July 7, 2023
Managing Intellectual Property
There are two recent trademark cases that prove that the Rogers test isn’t necessarily the best indicator as to whether a potential infringement occurred. The Rogers test sets out that a Lanham Act analysis is only relevant to an expressive work if the defendant’s use of the mark isn’t artistically relevant, or it explicitly misleads consumers over the source of the mark.
In one case, the U.S. Supreme Court addressed Diece-Lisa Industries’ trademark lawsuit against Disney where it addressed a dispute over a stuffed bear featured in the movie ‘Toy Story 3’. The Court’s decision came down after it ruled in the Jack Daniel’s v VIP Products case, where the high court said that the Rogers test didn’t apply when the defendant had used its mark as a source identifier.
The second case occurred when a Southern District of New York judge rejected an artist’s request for a new trial over the sales of his ‘MetaBirkin’ non-fungible tokens (NFTs).

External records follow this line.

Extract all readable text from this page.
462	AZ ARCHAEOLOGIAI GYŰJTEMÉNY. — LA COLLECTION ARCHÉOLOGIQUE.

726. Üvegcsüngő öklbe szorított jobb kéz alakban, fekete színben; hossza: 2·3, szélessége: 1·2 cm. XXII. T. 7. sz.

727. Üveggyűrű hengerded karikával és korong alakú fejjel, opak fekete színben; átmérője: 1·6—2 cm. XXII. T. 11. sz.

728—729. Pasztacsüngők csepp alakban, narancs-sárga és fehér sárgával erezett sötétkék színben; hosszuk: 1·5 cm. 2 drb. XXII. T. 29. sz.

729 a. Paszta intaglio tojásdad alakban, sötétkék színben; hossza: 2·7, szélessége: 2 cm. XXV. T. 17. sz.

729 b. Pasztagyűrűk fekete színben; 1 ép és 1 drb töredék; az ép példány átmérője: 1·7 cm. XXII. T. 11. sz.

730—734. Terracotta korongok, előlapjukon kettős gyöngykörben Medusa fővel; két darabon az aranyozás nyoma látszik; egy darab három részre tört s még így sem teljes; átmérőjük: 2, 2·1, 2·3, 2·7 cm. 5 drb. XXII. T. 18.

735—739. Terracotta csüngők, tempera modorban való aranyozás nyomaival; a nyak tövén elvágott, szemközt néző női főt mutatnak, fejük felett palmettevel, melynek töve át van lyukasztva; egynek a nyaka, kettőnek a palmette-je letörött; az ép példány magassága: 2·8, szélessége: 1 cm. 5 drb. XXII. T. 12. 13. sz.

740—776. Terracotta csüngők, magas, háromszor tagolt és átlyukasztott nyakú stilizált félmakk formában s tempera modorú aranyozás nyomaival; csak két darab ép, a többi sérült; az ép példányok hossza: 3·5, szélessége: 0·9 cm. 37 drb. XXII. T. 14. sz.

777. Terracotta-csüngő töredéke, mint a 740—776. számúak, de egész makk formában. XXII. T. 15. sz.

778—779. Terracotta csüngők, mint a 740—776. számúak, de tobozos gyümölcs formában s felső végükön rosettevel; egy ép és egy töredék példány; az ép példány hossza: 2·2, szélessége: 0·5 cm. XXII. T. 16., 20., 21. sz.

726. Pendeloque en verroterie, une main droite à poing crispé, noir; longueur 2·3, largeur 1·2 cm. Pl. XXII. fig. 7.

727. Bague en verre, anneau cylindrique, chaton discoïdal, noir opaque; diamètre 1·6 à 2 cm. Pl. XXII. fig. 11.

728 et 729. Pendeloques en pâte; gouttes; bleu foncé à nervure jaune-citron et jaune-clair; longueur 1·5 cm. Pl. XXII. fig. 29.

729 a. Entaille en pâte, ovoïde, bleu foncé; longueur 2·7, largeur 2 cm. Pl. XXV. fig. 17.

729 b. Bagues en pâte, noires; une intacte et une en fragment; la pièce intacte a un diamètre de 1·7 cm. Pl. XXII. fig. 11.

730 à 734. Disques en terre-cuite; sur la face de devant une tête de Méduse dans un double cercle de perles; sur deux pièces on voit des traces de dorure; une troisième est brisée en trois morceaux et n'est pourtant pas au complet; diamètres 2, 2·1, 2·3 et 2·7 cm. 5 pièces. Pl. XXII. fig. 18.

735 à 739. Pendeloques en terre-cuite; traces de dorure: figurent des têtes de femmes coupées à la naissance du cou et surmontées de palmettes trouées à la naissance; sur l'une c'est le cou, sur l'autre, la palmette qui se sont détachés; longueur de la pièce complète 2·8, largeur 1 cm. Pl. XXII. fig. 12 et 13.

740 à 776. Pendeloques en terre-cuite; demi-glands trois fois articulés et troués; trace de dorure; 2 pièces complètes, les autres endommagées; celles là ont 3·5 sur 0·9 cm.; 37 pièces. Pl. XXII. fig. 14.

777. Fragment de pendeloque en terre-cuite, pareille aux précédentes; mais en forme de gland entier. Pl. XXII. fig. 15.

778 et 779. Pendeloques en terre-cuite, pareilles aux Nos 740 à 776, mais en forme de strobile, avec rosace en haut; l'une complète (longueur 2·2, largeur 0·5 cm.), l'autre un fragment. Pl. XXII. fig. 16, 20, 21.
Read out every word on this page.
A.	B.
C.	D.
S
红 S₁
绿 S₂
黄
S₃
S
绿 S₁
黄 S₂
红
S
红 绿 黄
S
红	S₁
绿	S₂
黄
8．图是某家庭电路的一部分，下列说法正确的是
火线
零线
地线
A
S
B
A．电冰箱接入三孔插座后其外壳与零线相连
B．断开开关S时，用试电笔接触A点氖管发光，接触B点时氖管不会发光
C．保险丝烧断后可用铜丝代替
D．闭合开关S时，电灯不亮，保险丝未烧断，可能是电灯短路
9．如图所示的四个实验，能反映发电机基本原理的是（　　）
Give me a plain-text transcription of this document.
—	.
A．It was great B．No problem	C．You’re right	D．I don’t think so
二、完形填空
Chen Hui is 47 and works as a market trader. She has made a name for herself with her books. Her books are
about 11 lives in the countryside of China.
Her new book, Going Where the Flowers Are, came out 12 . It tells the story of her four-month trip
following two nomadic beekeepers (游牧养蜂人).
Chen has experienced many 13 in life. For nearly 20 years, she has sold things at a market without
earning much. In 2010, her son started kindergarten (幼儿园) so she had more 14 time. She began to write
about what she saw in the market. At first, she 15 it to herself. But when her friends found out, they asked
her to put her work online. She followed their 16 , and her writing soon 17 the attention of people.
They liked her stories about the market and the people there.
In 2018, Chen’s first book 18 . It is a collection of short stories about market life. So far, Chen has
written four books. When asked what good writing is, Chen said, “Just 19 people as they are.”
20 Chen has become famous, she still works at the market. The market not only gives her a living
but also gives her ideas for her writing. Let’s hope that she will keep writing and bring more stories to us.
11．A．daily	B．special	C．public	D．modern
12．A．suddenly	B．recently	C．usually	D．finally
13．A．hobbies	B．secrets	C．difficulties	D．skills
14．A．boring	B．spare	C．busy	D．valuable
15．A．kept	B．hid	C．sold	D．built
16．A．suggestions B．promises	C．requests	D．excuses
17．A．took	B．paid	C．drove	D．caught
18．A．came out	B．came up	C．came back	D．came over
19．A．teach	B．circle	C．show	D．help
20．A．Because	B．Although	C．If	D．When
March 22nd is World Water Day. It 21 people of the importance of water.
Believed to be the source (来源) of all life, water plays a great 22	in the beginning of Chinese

Mark Sommers told Managing IP that it will be important in this case [Dice-Lisa Industries v. Disney] whether the court determines that the product at issue is being used as a trademark.
“If it’s being used as a trademark, the Rogers test wouldn’t apply. If it’s not, then the test would apply,” he said.
He notes that there are certainly arguments to be made that when introducing the merchandising of the 'Toy Story 3' character, that it was clearly a brand association with a particular type of toy.
“That’s the issue that the court will be struggling with upon remand.”